Je suis peut-être injuste et un peu trop dur avec un travail qui reste d’un très haut niveau : évidemment le sens dramatique et la présence scénique donnent à sa prestation une rare intensité : elles ne sont pas nombreuses, les Charlotte de cette trempe.
Acte III © 2014 The Metropolitan Opera.
Il faut d’ailleurs un très haut niveau pour tenir la scène face à Jonas Kaufmann. Il était un peu fatigué ce soir, avec quelques petits problèmes dans le suraigu et quelques hésitations au tout début : comme souvent, il a quelque difficulté à entrer en musique, et ses premières paroles sont légèrement pâteuses (je l’avais remarqué et dans Forza et dans Don Carlo à Munich), mais dès que la voix se découvre, se chauffe, s’installe, dès que les aigus sortent, c’est un enchantement.
Acte IV © 2014 The Metropolitan Opera.
Si Jonas Kaufmann peut chanter aussi bien Werther que Siegmund et bientôt Otello, c’est que sa technique est exceptionnelle et son intelligence du chant rare, c’est surtout qu’il est l’un des seuls à savoir ammorbidire, diraient les italiens, à savoir adoucir et chanter pianissimo et à assurer des mezze voci de rêve, grâce à un contrôle de tous les instants, une science accomplie du chant et une conduite de souffle époustouflants : la mort de Werther, murmurée, est anthologique. Je l’avais écrit lors de ses représentations parisiennes, seul Alfredo Kraus avec un timbre plus clair, avait un tel contrôle et une telle technique.

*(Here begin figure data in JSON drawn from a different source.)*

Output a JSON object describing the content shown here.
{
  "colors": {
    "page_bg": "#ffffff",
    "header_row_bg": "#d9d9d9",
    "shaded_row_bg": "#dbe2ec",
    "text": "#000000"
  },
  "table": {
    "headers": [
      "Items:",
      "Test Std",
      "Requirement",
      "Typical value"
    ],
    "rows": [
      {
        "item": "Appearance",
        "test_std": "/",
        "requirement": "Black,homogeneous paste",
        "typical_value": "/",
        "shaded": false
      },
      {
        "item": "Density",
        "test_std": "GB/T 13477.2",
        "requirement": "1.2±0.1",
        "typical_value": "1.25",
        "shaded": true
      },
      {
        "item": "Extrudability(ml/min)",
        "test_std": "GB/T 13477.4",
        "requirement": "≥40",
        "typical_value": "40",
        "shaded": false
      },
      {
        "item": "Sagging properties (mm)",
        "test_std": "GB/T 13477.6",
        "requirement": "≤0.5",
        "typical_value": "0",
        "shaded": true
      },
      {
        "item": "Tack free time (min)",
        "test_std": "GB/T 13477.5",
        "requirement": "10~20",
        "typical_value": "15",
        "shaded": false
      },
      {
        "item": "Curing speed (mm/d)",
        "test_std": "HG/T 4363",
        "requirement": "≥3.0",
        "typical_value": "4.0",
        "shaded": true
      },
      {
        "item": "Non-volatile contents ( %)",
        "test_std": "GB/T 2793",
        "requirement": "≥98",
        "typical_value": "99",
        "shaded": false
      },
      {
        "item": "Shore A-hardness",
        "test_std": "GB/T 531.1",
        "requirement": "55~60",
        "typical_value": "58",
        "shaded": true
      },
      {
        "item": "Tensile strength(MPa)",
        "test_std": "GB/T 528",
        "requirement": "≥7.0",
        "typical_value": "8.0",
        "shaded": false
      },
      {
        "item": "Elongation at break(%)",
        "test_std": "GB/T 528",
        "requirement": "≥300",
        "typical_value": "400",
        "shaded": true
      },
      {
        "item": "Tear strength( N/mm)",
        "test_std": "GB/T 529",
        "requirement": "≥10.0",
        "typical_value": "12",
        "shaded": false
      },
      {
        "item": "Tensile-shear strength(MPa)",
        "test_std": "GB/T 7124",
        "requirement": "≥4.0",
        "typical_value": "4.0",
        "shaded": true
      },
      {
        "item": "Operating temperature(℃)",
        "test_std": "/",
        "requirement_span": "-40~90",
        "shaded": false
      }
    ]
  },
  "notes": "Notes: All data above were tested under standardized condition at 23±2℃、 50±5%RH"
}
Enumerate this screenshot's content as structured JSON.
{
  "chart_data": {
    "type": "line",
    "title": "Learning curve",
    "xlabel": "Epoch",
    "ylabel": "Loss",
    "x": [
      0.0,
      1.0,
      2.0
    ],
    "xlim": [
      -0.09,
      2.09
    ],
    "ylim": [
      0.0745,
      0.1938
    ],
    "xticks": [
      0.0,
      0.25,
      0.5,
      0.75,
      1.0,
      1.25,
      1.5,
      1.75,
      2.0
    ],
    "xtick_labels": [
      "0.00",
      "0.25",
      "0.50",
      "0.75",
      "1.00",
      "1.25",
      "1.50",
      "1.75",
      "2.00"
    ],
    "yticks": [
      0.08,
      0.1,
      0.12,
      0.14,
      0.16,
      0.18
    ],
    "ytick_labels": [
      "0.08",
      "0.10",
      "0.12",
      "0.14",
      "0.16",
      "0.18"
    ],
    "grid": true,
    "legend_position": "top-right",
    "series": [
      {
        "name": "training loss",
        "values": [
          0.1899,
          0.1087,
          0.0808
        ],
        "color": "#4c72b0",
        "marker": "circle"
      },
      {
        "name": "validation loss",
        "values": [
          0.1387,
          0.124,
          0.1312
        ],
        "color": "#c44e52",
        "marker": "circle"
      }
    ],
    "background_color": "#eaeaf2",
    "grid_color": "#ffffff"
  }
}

Acte III © The Metropolitan Opera.
Ce timbre sombre qui caractérise Kaufmann et qui surprend toujours les premières minutes sert évidemment le personnage qu’il interprète, doublé d’une présence charismatique : on ne voit guère que lui lorsqu’il apparaît.
Inutile de tergiverser, c’est un monstre sacré, et on comprend le public debout qui au moment des saluts hurlait Jonas ! Jonas !.
Il reste que je trouve qu’il y avait à Paris une magie juvénile, une émotion qu’on ressentait moins ici : est-ce la mise en scène ? est-ce que Kaufmann ne pourra plus chanter Werther dans quelque temps, lorsqu’il ne fréquentera que d’autres rôles plus larges ? est-ce que j’en attendais trop (c’est toujours possible) ?
Je pense qu’il faudra aller faire un tour au cinéma le 15 mars pour se faire une idée définitive. On le sait fragile et il avait dû renoncer précédemment pour fatigue passagère. Mais fatigué ou pas, il est sans aucune hésitation le plus grand aujourd’hui.
Ce fut quand même un pur bonheur et comme toujours une chance immense de l’entendre, et malgré les menues réserves çà et là, ce fut une grande et belle soirée.